M.P. : Mais ce n’est pas une violence des plus riches, car ce ne sont pas eux qui sont à l’origine de la gentrification. A Paris ou en province, c’est le même processus : ce ne sont pas les plus fortunés qui vont occuper des logements dans le quartier du Faubourg Saint-Antoine. Ce ne sont d’ailleurs pas d’anciens logements, mais des ateliers transformés en logements. Dans ces quartiers, il y a une éviction des catégories populaires, et un phénomène d’imposition d’un mode de vie par la présence de nouvelles populations, qui fait que les catégories les plus modestes finissent par partir. Parce que c’est trop cher, parce qu’il n’y a plus de commerces pour eux, parce que les bistrots n’ont plus la même allure et la même clientèle. Il y a une ré-appropriation par des classes moyennes avec un bon revenu, qui investissent ces vieux quartiers.

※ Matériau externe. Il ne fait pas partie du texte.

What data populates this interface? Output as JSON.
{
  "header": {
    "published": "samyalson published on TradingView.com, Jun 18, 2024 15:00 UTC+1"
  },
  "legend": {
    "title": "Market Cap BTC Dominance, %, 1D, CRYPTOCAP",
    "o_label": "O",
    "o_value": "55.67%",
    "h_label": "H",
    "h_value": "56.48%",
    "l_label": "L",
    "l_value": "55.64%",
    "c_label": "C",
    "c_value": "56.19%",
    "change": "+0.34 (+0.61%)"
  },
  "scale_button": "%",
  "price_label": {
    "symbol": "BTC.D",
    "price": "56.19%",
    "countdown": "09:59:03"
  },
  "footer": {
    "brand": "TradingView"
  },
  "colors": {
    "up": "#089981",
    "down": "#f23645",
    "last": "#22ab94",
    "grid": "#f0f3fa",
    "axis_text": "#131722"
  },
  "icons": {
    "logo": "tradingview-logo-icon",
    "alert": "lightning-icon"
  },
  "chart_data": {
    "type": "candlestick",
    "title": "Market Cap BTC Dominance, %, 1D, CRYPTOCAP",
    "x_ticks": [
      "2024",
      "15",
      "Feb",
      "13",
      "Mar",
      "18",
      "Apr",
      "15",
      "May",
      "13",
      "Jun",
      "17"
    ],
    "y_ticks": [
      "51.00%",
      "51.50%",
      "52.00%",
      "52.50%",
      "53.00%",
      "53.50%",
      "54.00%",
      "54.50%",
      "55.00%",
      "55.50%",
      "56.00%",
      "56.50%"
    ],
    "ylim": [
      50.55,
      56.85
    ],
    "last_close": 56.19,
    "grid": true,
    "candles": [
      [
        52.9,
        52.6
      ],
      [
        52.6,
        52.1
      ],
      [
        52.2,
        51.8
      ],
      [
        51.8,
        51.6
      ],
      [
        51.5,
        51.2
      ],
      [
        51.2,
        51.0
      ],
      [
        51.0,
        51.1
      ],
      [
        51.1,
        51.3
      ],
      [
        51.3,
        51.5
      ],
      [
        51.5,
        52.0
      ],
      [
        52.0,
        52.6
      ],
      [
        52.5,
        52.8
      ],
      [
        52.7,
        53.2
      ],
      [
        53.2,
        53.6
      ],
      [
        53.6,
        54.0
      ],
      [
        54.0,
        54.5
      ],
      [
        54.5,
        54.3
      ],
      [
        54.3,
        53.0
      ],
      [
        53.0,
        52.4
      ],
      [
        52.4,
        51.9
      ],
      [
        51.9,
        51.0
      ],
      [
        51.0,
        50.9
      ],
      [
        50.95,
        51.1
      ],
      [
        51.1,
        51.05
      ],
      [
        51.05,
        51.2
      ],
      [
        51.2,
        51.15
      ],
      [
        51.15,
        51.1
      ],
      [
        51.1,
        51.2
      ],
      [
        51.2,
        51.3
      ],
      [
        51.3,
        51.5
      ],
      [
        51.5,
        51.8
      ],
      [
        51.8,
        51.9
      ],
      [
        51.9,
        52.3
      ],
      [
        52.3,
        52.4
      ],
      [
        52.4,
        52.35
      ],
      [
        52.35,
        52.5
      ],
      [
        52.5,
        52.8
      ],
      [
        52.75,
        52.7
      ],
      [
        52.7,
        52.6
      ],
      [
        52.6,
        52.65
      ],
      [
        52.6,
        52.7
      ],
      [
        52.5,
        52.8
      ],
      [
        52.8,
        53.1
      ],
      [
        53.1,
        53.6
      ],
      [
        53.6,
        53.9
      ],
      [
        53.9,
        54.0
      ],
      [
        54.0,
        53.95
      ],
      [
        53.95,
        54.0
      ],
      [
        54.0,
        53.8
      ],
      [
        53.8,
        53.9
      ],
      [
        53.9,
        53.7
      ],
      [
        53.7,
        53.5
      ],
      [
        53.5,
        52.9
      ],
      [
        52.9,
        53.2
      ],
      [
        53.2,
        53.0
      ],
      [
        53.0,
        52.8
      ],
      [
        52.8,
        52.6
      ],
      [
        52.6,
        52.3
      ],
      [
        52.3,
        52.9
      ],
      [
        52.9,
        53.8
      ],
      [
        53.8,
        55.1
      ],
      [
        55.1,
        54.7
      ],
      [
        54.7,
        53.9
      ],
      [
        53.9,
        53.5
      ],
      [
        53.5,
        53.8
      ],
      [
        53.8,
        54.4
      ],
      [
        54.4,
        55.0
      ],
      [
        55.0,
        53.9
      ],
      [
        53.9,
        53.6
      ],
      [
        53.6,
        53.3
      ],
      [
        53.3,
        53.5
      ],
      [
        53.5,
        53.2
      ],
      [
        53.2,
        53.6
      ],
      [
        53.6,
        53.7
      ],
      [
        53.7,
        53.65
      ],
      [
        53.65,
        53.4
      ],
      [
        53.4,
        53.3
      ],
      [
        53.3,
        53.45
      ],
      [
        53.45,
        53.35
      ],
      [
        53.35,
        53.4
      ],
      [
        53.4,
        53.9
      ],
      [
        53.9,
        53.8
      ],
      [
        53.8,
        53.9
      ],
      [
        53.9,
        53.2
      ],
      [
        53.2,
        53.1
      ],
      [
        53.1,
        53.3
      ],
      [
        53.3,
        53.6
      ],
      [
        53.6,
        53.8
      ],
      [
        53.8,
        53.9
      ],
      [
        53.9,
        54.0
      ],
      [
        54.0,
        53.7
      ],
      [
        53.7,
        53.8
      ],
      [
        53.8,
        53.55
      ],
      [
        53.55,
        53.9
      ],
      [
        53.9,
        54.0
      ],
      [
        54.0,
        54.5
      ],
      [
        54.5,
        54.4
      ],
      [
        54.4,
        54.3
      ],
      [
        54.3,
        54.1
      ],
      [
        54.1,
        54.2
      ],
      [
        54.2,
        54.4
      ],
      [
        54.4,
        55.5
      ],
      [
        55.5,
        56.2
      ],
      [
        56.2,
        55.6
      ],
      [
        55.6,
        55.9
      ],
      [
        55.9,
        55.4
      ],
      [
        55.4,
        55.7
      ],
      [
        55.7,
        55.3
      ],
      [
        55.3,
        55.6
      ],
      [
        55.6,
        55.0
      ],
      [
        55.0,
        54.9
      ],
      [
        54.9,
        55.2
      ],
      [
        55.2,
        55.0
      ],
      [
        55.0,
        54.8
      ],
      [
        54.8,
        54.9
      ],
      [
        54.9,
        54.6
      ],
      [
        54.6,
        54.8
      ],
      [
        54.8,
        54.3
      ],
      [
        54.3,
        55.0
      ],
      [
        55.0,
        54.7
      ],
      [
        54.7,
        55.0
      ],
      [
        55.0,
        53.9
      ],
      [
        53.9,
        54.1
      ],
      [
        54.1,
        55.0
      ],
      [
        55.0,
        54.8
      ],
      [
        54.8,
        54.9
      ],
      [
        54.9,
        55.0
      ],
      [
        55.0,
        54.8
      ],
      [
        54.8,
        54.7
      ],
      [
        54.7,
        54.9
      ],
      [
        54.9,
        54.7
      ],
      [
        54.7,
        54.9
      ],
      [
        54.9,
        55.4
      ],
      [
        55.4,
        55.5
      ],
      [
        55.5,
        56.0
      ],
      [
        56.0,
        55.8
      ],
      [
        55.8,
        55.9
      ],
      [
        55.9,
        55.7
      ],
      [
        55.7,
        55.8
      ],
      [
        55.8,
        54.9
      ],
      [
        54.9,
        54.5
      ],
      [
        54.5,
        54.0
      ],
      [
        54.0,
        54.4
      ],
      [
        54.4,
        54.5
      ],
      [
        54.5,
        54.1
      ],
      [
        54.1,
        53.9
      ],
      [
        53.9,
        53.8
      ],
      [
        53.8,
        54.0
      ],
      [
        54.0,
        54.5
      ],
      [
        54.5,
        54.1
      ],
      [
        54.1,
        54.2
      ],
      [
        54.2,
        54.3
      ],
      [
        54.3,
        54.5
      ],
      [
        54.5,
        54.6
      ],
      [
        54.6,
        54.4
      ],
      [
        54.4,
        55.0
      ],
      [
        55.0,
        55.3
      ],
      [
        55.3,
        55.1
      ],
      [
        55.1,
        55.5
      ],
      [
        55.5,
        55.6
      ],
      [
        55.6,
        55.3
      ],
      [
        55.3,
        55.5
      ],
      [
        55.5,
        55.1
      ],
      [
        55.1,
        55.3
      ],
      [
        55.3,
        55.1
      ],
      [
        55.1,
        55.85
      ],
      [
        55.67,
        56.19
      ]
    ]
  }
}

Mais ce ne sont pas les bourgeois, eux, ils sont dans leurs beaux quartiers, ils y restent. Au fond, ils ne sont pas tellement plus nombreux d’années en années, ils ne sont pas contraints d’aller trouver des résidences ailleurs que dans le 8è arrondissement parisien ou le 16è.
Rue89Lyon : Estimez-vous qu’il y a de la part des grands bourgeois une certaine volonté de protection de leurs espaces de vie ? Cette volonté est-elle perceptible ?
M. P.-C. : Les grands bourgeois sont même mobilisés contre les classes plus populaires qui voudraient investir leurs milieux de vie. Mais c’est en général des manoeuvres insidieuses, comme par exemple à la villa Montmorency dans le 16è arrondissement à Paris. C’est là où habitent Carla Bruni, Bolloré, Lagardère et beaucoup d’autres. Vous pouvez acheter là-bas si vous êtes un grand gagnant du Loto, et encore…
M.P. : Il y a un accord entre les propriétaires de la Villa Montmorency et une agence immobilière, qui a un monopole de fait sur les transactions foncières des propriétés. Les propriétaires peuvent donc exercer une pression sur l’agence s’ils ne veulent pas que le bien soit vendu à une personne donnée.
M. P.-C. : Mais il peut y avoir des actions plus brutales comme la mobilisation des habitants de cette villa ou d’autres quartiers bourgeois contre l’implantation de logements sociaux. Là, ils n’hésitent pas, ils créent des associations et font des recours. Et puis, il y a la violence symbolique souvent mentionnée dans notre ouvrage : pour des gens modestes, habiter Neuilly-sur-Seine ou le 16è arrondissement n’est pas toujours facile, car ils sont sans cesse dans une posture de timidité sociale. C’est un ensemble de facteurs, certains sont durs, et d’autres sont beaucoup plus insidieux mais tout aussi efficaces. C’est l’ensemble de ces formes de violences qui font que l’entre-soi oligarchique est extrêmement bien préservé.